CLEVELAND, Tenn. — Cleveland City Schools is the first to join Tennessee Valley Early College, a new early degree program through Cleveland State Community College.

The four-year program, which incorporates dual credit and dual enrollment courses, allows students to graduate high school and Cleveland State simultaneously.

In a recent meeting, the city school board voted 7-0 to commit $32,000 to build the program over a two-year period, which would launch with the high school freshman class of 2016-17.

"This is an opportunity for students, through their four years in high school, to either finish with an associate's degree or something close to that," said Cleveland State President Bill Seymour.

Tennessee Valley Early College's current pathways include mechatronics — a blend of mechanics and electronics often aimed at robotics applications — and business, as well as a general transfer for students planning to attend a four-year university.

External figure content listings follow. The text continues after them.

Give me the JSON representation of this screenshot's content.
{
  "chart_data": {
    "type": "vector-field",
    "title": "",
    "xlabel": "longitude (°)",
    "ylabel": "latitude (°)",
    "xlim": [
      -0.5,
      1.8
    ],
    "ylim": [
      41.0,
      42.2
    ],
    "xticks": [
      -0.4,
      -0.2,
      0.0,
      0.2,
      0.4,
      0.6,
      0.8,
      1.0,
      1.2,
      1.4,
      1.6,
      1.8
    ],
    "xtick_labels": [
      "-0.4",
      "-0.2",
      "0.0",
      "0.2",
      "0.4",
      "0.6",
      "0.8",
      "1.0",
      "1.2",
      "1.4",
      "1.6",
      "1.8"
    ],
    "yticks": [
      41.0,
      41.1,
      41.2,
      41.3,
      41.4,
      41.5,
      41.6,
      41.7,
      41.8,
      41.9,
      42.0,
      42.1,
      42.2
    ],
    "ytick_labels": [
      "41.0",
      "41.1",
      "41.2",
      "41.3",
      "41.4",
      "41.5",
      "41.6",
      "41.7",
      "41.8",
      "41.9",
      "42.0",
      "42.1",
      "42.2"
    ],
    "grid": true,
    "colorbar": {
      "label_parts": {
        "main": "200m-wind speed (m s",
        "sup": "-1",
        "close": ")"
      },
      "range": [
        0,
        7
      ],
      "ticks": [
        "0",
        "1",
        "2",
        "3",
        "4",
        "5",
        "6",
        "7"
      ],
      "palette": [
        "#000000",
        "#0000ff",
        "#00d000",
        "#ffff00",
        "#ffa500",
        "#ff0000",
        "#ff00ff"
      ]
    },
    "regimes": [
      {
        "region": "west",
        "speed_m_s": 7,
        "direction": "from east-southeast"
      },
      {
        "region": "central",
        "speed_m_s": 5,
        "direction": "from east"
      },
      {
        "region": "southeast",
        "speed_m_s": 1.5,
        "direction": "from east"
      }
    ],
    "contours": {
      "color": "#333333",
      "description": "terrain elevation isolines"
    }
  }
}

A pathway for health sciences is under development.

The program is part of an effort by Cleveland Schools to explore personalized learning options and will provide students with hands-on project-based learning, said Anita Adkins, a Cleveland High School English teacher who played a role in coordinating the program for the school system.


Although any student may apply to participate in the early college program, educators said they expected it would particularly appeal to motivated middle-achieving students.

"We just have an expectation that program applicants will be hard-working middle students who know what they want," Adkins said.

School officials praised the program's availability to those students.

"This is really a great way to meet the needs of a portion of the student body that we feel that we haven't necessarily been meeting the needs of," said Cleveland High School principal Autumn O'Bryan, who cited initiatives that are already in place for low- and high-achieving students.

"I can't think of a better way to spend money than to offer greater opportunities for Cleveland students," said Dawn Robinson, chairwoman of the city school board.

Cleveland school officials said they anticipated a Tennessee Valley Early College enrollment of 35 students with each freshman class, amounting to approximately 140 total program participants between grades 9-12 by the time initial early college enrollees are seniors.

The annual estimated cost will be $197,400 once the program reaches that point, according to projections.

City school officials said they are researching ways to offset some of those costs and have expressed hope that proposed increases to Tennessee Promise funding would significantly reduce expenses.

The worst case scenario is that parents would split tuition costs with Cleveland Schools, paying approximately $2,700 for their child to earn a two-year degree by the time they graduate from high school, said Martin Ringstaff, director of Cleveland City Schools.